Reading The Rogue Crew feels like saying goodbye to a beloved world. It’s the last Redwall book we’ll get, as Brian Jacques sadly passed away in February, but beyond that, this book feels more epic than ever. It seems the entire cast of Redwall has come out for a final hurrah, rather like the Room of Requirement mustering in Harry Potter and the Deathly Hallows.
On the side of good we have the Redwallers, the Long Patrol (give’em blood and vinegar!), the Guosim, a band of warrior otters and various other likable woodlanders. Jacques throws in a large bird, too, and Martin the Warrior sends not one but several dream messages to the inhabitants of Redwall. It all makes for an impressive show of force, but the villain this time is truly frightening: Razzid Wearat (don’t ask what a wearat is. Just think R.O.U.S. and add “ugly” to the mix) captains a vermin ship that moves through the sea and land, thanks to some ingenious wheels. So it’s no trouble at all for him to plunder the coast before moving inland to the abbey…
I haven’t read all the Redwall books, but it seems to me that this one is scarier—and more violent—than usual. Razzid does some truly horrific things (mostly off-the-page), and the body count starts sooner and mounts higher. Even the minor villains (lizards and other roaming brigands) feel competent. The good guys can hardly move a foot outside their homes without getting kidnapped, drugged or attacked. With all that peril, this book was a good time to introduce the Rogue Crew: fighting sea otters who make Skipper of Otters look like a harmless Dibbun.
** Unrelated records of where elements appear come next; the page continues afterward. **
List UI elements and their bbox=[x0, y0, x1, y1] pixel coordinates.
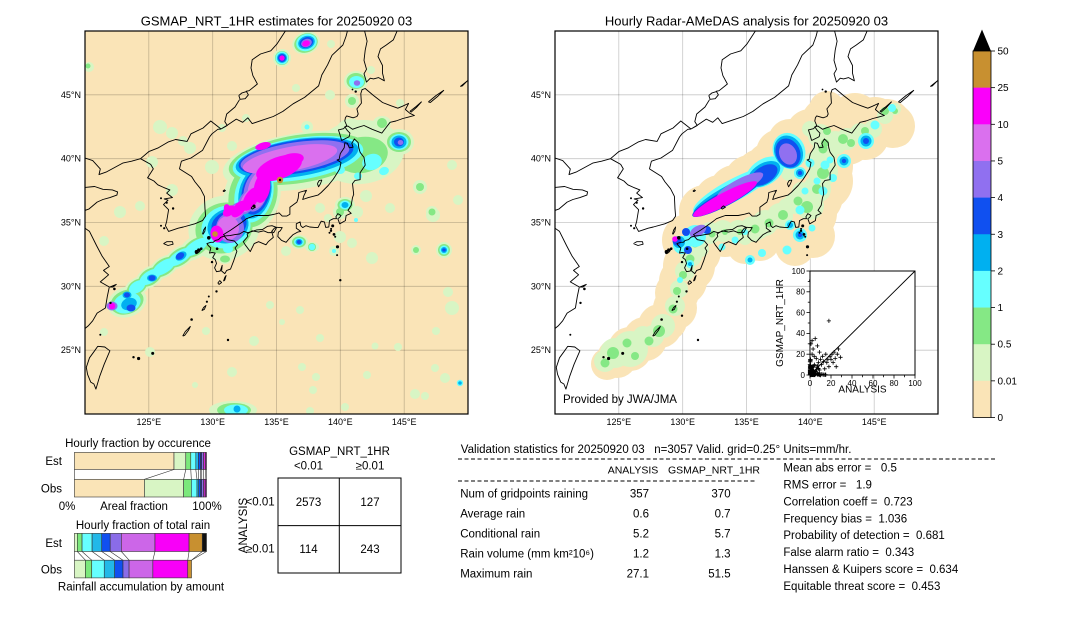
svg-text:50: 50 bbox=[998, 47, 1010, 58]
svg-text:40: 40 bbox=[848, 379, 857, 388]
svg-text:Provided by JWA/JMA: Provided by JWA/JMA bbox=[563, 394, 677, 406]
svg-text:≥0.01: ≥0.01 bbox=[246, 544, 275, 556]
svg-text:20: 20 bbox=[796, 350, 805, 359]
svg-text:125°E: 125°E bbox=[136, 417, 161, 427]
svg-text:51.5: 51.5 bbox=[708, 569, 730, 581]
svg-text:ANALYSIS: ANALYSIS bbox=[608, 465, 659, 477]
svg-text:60: 60 bbox=[796, 308, 805, 317]
svg-text:27.1: 27.1 bbox=[627, 569, 649, 581]
svg-text:5: 5 bbox=[998, 156, 1004, 167]
svg-text:20: 20 bbox=[827, 379, 836, 388]
svg-text:1.3: 1.3 bbox=[715, 549, 731, 561]
svg-text:Hourly fraction of total rain: Hourly fraction of total rain bbox=[76, 520, 210, 532]
svg-text:Hourly fraction by occurence: Hourly fraction by occurence bbox=[65, 438, 211, 450]
svg-text:1.2: 1.2 bbox=[633, 549, 649, 561]
svg-text:3: 3 bbox=[998, 230, 1004, 241]
svg-text:≥0.01: ≥0.01 bbox=[356, 461, 385, 473]
svg-text:ANALYSIS: ANALYSIS bbox=[838, 385, 886, 396]
svg-text:100%: 100% bbox=[192, 501, 221, 513]
svg-text:5.7: 5.7 bbox=[715, 529, 731, 541]
svg-text:40°N: 40°N bbox=[531, 154, 551, 164]
svg-text:125°E: 125°E bbox=[606, 417, 631, 427]
svg-text:Conditional rain: Conditional rain bbox=[460, 529, 540, 541]
svg-text:Probability of detection = 0.: Probability of detection = 0.681 bbox=[783, 530, 944, 542]
svg-text:0.5: 0.5 bbox=[998, 340, 1012, 351]
svg-text:114: 114 bbox=[299, 544, 318, 556]
svg-text:45°N: 45°N bbox=[61, 90, 81, 100]
svg-text:GSMAP_NRT_1HR estimates for 20: GSMAP_NRT_1HR estimates for 20250920 03 bbox=[141, 14, 412, 29]
svg-text:140°E: 140°E bbox=[328, 417, 353, 427]
svg-text:0.6: 0.6 bbox=[633, 509, 649, 521]
svg-text:145°E: 145°E bbox=[862, 417, 887, 427]
svg-text:80: 80 bbox=[890, 379, 899, 388]
svg-text:357: 357 bbox=[630, 489, 649, 501]
svg-text:Equitable threat score = 0.45: Equitable threat score = 0.453 bbox=[783, 581, 940, 593]
svg-text:Est: Est bbox=[45, 456, 62, 468]
svg-text:370: 370 bbox=[711, 489, 730, 501]
svg-text:30°N: 30°N bbox=[61, 281, 81, 291]
svg-text:10: 10 bbox=[998, 120, 1010, 131]
svg-text:35°N: 35°N bbox=[531, 218, 551, 228]
svg-text:RMS error = 1.9: RMS error = 1.9 bbox=[783, 479, 872, 491]
svg-text:2573: 2573 bbox=[296, 497, 322, 509]
svg-text:Rain volume (mm km²10⁶): Rain volume (mm km²10⁶) bbox=[460, 549, 594, 561]
svg-text:80: 80 bbox=[796, 288, 805, 297]
svg-text:Hourly Radar-AMeDAS analysis f: Hourly Radar-AMeDAS analysis for 2025092… bbox=[605, 14, 888, 29]
svg-text:Maximum rain: Maximum rain bbox=[460, 569, 532, 581]
svg-text:False alarm ratio = 0.343: False alarm ratio = 0.343 bbox=[783, 547, 914, 559]
svg-text:100: 100 bbox=[792, 267, 806, 276]
svg-text:ANALYSIS: ANALYSIS bbox=[238, 497, 250, 553]
svg-text:Areal fraction: Areal fraction bbox=[100, 501, 168, 513]
svg-text:135°E: 135°E bbox=[264, 417, 289, 427]
svg-text:Obs: Obs bbox=[41, 565, 62, 577]
svg-text:Validation statistics for 2025: Validation statistics for 20250920 03 n=… bbox=[461, 444, 852, 456]
svg-text:5.2: 5.2 bbox=[633, 529, 649, 541]
svg-text:GSMAP_NRT_1HR: GSMAP_NRT_1HR bbox=[289, 446, 390, 458]
svg-text:Rainfall accumulation by amoun: Rainfall accumulation by amount bbox=[58, 582, 225, 594]
svg-text:4: 4 bbox=[998, 193, 1004, 204]
svg-text:243: 243 bbox=[360, 544, 379, 556]
svg-text:40°N: 40°N bbox=[61, 154, 81, 164]
svg-text:127: 127 bbox=[360, 497, 379, 509]
svg-text:<0.01: <0.01 bbox=[294, 461, 323, 473]
svg-text:0%: 0% bbox=[59, 501, 76, 513]
svg-text:GSMAP_NRT_1HR: GSMAP_NRT_1HR bbox=[668, 465, 760, 477]
svg-text:0.7: 0.7 bbox=[715, 509, 731, 521]
svg-text:Correlation coeff = 0.723: Correlation coeff = 0.723 bbox=[783, 496, 912, 508]
svg-text:135°E: 135°E bbox=[734, 417, 759, 427]
svg-text:35°N: 35°N bbox=[61, 218, 81, 228]
svg-text:130°E: 130°E bbox=[200, 417, 225, 427]
svg-text:Num of gridpoints raining: Num of gridpoints raining bbox=[460, 489, 588, 501]
svg-text:0: 0 bbox=[801, 371, 806, 380]
svg-text:60: 60 bbox=[869, 379, 878, 388]
svg-text:0: 0 bbox=[808, 379, 813, 388]
svg-text:40: 40 bbox=[796, 329, 805, 338]
svg-text:0.01: 0.01 bbox=[998, 376, 1018, 387]
svg-text:Average rain: Average rain bbox=[460, 509, 525, 521]
svg-text:25°N: 25°N bbox=[531, 345, 551, 355]
svg-text:130°E: 130°E bbox=[670, 417, 695, 427]
svg-text:Hanssen & Kuipers score = 0.6: Hanssen & Kuipers score = 0.634 bbox=[783, 564, 958, 576]
svg-text:0: 0 bbox=[998, 413, 1004, 424]
svg-text:25: 25 bbox=[998, 83, 1010, 94]
svg-text:Obs: Obs bbox=[41, 484, 62, 496]
svg-text:Frequency bias = 1.036: Frequency bias = 1.036 bbox=[783, 513, 907, 525]
svg-text:45°N: 45°N bbox=[531, 90, 551, 100]
svg-text:30°N: 30°N bbox=[531, 281, 551, 291]
svg-text:<0.01: <0.01 bbox=[246, 497, 275, 509]
svg-text:145°E: 145°E bbox=[392, 417, 417, 427]
svg-text:GSMAP_NRT_1HR: GSMAP_NRT_1HR bbox=[775, 279, 786, 367]
svg-text:100: 100 bbox=[908, 379, 922, 388]
svg-text:2: 2 bbox=[998, 266, 1004, 277]
svg-text:Mean abs error = 0.5: Mean abs error = 0.5 bbox=[783, 463, 896, 475]
svg-text:140°E: 140°E bbox=[798, 417, 823, 427]
svg-text:Est: Est bbox=[45, 538, 62, 550]
svg-text:1: 1 bbox=[998, 303, 1004, 314]
svg-text:25°N: 25°N bbox=[61, 345, 81, 355]
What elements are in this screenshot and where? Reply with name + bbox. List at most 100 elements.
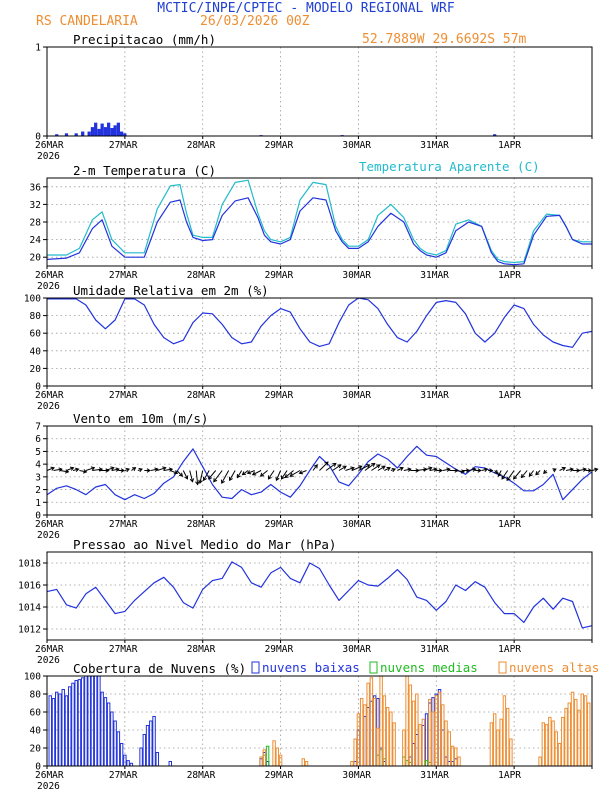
wind-arrow <box>506 470 515 481</box>
wind-arrow-head <box>493 469 499 474</box>
header-location: RS CANDELARIA <box>36 14 138 29</box>
x-tick-label: 29MAR <box>265 270 294 281</box>
y-tick-label: 5 <box>35 447 41 458</box>
plot-frame <box>46 177 593 267</box>
y-tick-label: 32 <box>30 200 41 211</box>
wind-arrow-head <box>337 464 342 469</box>
y-tick-label: 100 <box>24 294 41 305</box>
wind-arrow <box>59 470 69 473</box>
y-tick-label: 20 <box>30 253 42 264</box>
wind-arrow-head <box>350 466 355 471</box>
bar-nuvens-baixas <box>87 675 91 767</box>
wind-arrow <box>275 470 282 481</box>
header-coords: 52.7889W 29.6692S 57m <box>362 32 527 47</box>
legend-label: nuvens altas <box>509 660 599 675</box>
wind-arrow-head <box>203 476 207 482</box>
bar-nuvens-baixas <box>139 747 143 767</box>
wind-arrow-head <box>162 466 167 471</box>
x-tick-label: 29MAR <box>265 519 294 530</box>
bar-nuvens-baixas <box>119 743 124 767</box>
wind-arrow <box>182 470 188 480</box>
wind-arrow <box>559 467 566 471</box>
wind-arrow-head <box>280 475 285 480</box>
bar-precip <box>64 133 69 136</box>
x-tick-label: 30MAR <box>342 140 371 151</box>
wind-arrow <box>208 470 217 480</box>
wind-arrow <box>111 468 119 471</box>
panel-title: Precipitacao (mm/h) <box>73 32 216 47</box>
bar-nuvens-baixas <box>71 682 75 767</box>
bar-nuvens-altas <box>431 711 435 767</box>
y-tick-label: 40 <box>30 346 42 357</box>
x-tick-label: 1APR <box>498 140 521 151</box>
wind-arrow-head <box>115 467 120 472</box>
legend-swatch <box>369 661 378 674</box>
x-tick-label: 28MAR <box>187 140 216 151</box>
bar-precip <box>55 134 59 136</box>
wind-arrow <box>170 470 178 474</box>
wind-arrow-head <box>110 466 115 471</box>
wind-arrow-head <box>342 465 347 470</box>
bar-nuvens-altas <box>278 754 283 767</box>
panel-title: 2-m Temperatura (C) <box>73 163 216 178</box>
bar-nuvens-altas <box>359 698 364 767</box>
x-tick-label: 30MAR <box>342 644 371 655</box>
wind-arrow <box>319 461 329 471</box>
bar-nuvens-baixas <box>106 702 111 767</box>
bar-nuvens-baixas <box>77 679 82 767</box>
bar-nuvens-altas <box>450 745 455 767</box>
bar-precip <box>110 127 114 136</box>
series-line-2-m-temperatura-c- <box>46 197 592 266</box>
wind-arrow-head <box>391 467 397 473</box>
wind-arrow <box>416 468 427 471</box>
bar-precip <box>119 131 124 136</box>
bar-nuvens-altas <box>457 756 461 767</box>
wind-arrow-head <box>50 466 55 471</box>
bar-nuvens-baixas <box>149 720 153 767</box>
bar-precip <box>74 133 78 136</box>
bar-nuvens-baixas <box>142 734 147 767</box>
y-tick-label: 0 <box>35 132 41 143</box>
wind-arrow-head <box>90 466 96 471</box>
panel-title: Vento em 10m (m/s) <box>73 411 208 426</box>
bar-precip <box>103 127 108 136</box>
wind-arrow <box>195 470 199 485</box>
x-tick-label: 27MAR <box>109 644 138 655</box>
wind-arrow-head <box>298 470 304 475</box>
panel-temp: 20 24 28 32 36 26MAR 27MAR 28MAR 29MAR 30MAR 31MAR… <box>30 159 593 292</box>
bar-nuvens-altas <box>444 720 448 767</box>
wind-arrow-head <box>489 468 494 473</box>
bar-nuvens-altas <box>538 756 542 767</box>
wind-arrow-head <box>358 465 363 470</box>
wind-arrow-head <box>241 471 247 476</box>
x-tick-label: 29MAR <box>265 770 294 781</box>
wind-arrow <box>468 468 476 471</box>
wind-arrow <box>157 467 166 471</box>
x-tick-label: 31MAR <box>420 390 449 401</box>
bar-nuvens-altas <box>583 695 588 767</box>
wind-arrow <box>535 470 541 476</box>
y-tick-label: 1 <box>35 43 41 54</box>
legend-apparent-temp: Temperatura Aparente (C) <box>359 159 540 174</box>
x-tick-label: 30MAR <box>342 770 371 781</box>
bar-nuvens-baixas <box>103 697 108 767</box>
y-tick-label: 20 <box>30 744 42 755</box>
wind-arrow-head <box>561 466 567 471</box>
wind-arrow-head <box>428 466 433 471</box>
y-tick-label: 40 <box>30 726 42 737</box>
bar-precip <box>90 127 95 136</box>
bar-nuvens-baixas <box>58 693 62 767</box>
wind-arrow <box>163 468 173 471</box>
wind-arrow <box>281 470 288 480</box>
x-year-label: 2026 <box>37 281 60 292</box>
bar-nuvens-baixas <box>74 680 78 767</box>
x-tick-label: 31MAR <box>420 644 449 655</box>
bar-precip <box>100 123 104 136</box>
wind-arrow <box>442 468 450 471</box>
y-tick-label: 0 <box>35 762 41 773</box>
wind-arrow <box>252 470 262 476</box>
wind-arrow-head <box>189 478 195 483</box>
bar-nuvens-baixas <box>152 716 156 767</box>
wind-arrow <box>85 467 95 471</box>
bar-nuvens-altas <box>301 758 306 767</box>
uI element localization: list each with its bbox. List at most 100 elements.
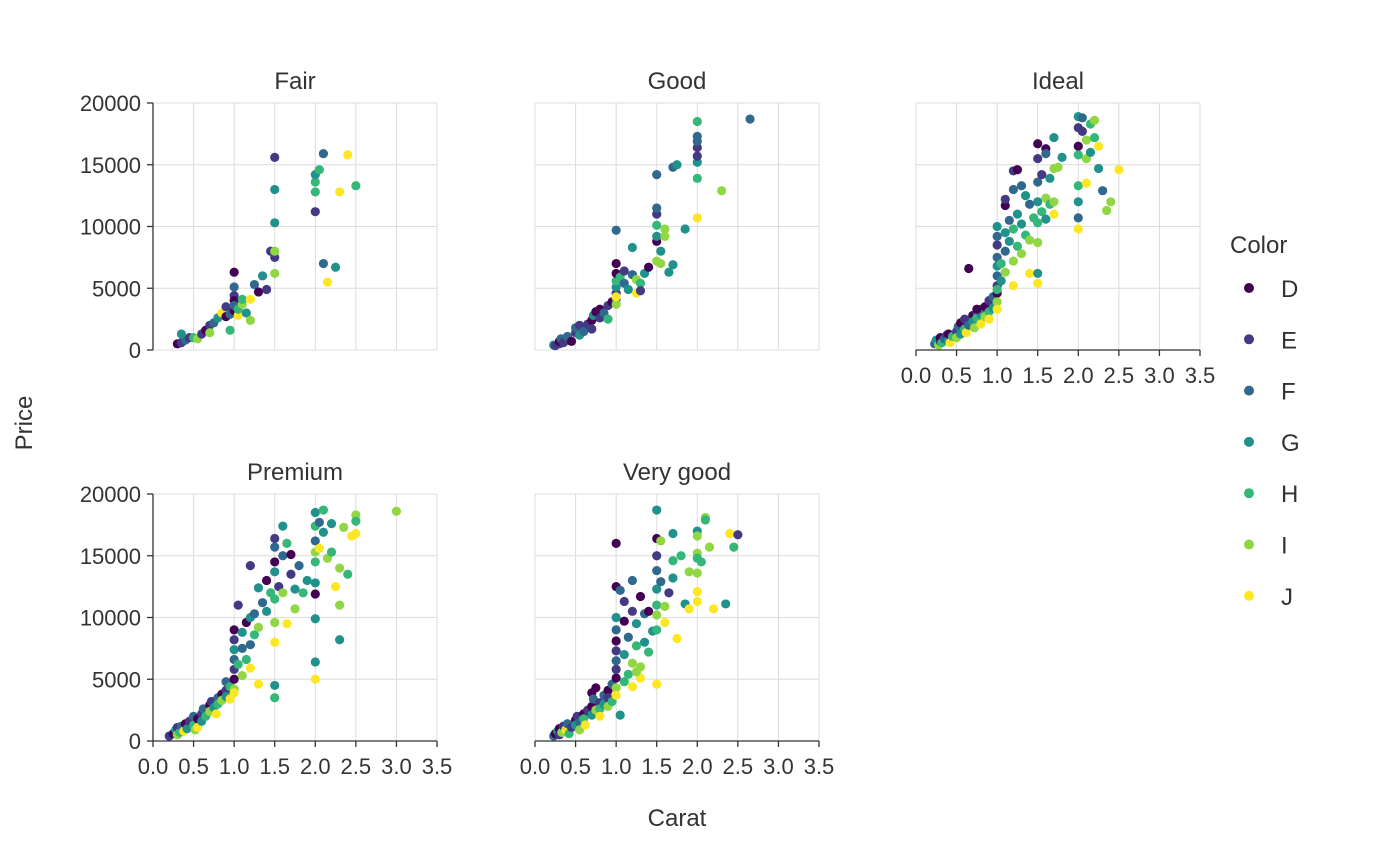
data-point [282,619,292,629]
data-point [652,505,662,515]
data-point [1033,139,1043,149]
data-point [318,505,328,515]
data-point [668,528,678,539]
legend-swatch [1244,283,1254,293]
legend-item-h: H [1244,481,1298,508]
data-point [652,584,662,594]
data-point [1073,150,1083,160]
data-point [729,542,739,552]
data-point [692,173,702,183]
data-point [1114,165,1124,175]
data-point [229,625,239,635]
data-point [229,645,239,655]
data-point [692,531,702,541]
data-point [1000,246,1010,256]
data-point [351,181,361,191]
data-point [245,561,255,571]
data-point [660,617,670,628]
legend-swatch [1244,334,1254,345]
data-point [692,213,702,223]
data-point [660,601,670,611]
data-point [270,152,280,162]
data-point [1008,256,1018,266]
data-point [595,711,605,721]
data-point [229,688,239,698]
data-point [221,302,231,312]
data-point [692,116,702,127]
data-point [652,203,662,213]
data-point [611,683,621,693]
data-point [326,519,337,529]
data-point [656,246,666,256]
data-point [270,533,280,544]
data-point [1033,177,1043,187]
y-tick-label: 5000 [92,667,141,692]
x-tick-label: 1.0 [601,754,632,779]
data-point [611,690,621,700]
data-point [639,637,650,647]
data-point [1053,162,1063,172]
data-point [326,547,337,557]
data-point [627,682,637,692]
data-point [335,600,345,610]
data-point [635,286,646,296]
data-point [270,567,280,577]
data-point [270,218,280,228]
data-point [262,575,272,586]
data-point [611,612,621,623]
data-point [1000,228,1010,238]
data-point [245,663,255,673]
data-point [253,287,264,297]
data-point [1008,224,1018,234]
y-tick-label: 0 [129,729,141,754]
data-point [964,263,974,274]
data-point [270,680,280,691]
data-point [1073,224,1083,234]
data-point [1057,152,1067,162]
facet-title: Fair [274,68,315,95]
data-point [249,279,260,290]
data-point [603,314,613,324]
data-point [330,262,341,272]
x-tick-label: 1.5 [259,754,290,779]
data-point [1033,237,1043,248]
data-point [245,640,255,650]
data-point [310,207,320,217]
data-point [270,542,280,552]
data-point [652,231,662,241]
data-point [1093,141,1104,151]
x-tick-label: 3.5 [804,754,835,779]
data-point [1033,278,1043,288]
data-point [211,709,221,719]
data-point [972,304,982,314]
legend-swatch [1244,436,1254,447]
data-point [619,616,629,626]
data-point [644,262,654,272]
data-point [644,647,654,657]
data-point [652,625,662,635]
data-point [1004,236,1014,246]
data-point [1081,135,1091,145]
y-axis-title: Price [11,396,38,451]
data-point [644,606,654,616]
data-point [692,596,702,607]
x-tick-label: 0.0 [901,363,932,388]
data-point [176,329,186,339]
data-point [245,294,255,304]
data-point [310,589,320,599]
data-point [294,561,304,571]
legend-swatch [1244,539,1254,550]
data-point [611,299,621,309]
data-point [314,517,324,528]
data-point [1025,235,1035,245]
facet-title: Very good [623,459,731,486]
data-point [611,656,621,666]
data-point [1008,184,1018,195]
data-point [1085,147,1096,157]
data-point [1012,209,1023,219]
x-tick-label: 0.0 [138,754,169,779]
data-point [278,588,288,598]
data-point [627,575,637,586]
x-tick-label: 2.5 [1104,363,1135,388]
While Redwall Skippers are peaceful until compelled to fight, these guys fight first and ask questions later. They’re still technically on the side of good, but their ruthless ways add some welcome ambiguity to the perpetually jovial otters of Redwall. And just to hammer in the point, there’s even a chapter illustration of an otter with seriously developed arm muscles (p. 187 in the hardcover edition).
My one complaint is that the enormous cast creates confusion. I couldn’t keep track of all the villains, and there are so many hares they seem to pop out of the pages like…well, like breeding rabbits. Still, it’s not that important to remember every character, and quibbles aside, The Rogue Crew remains a rollicking adventure, a satisfying conclusion that does the Redwall name proud.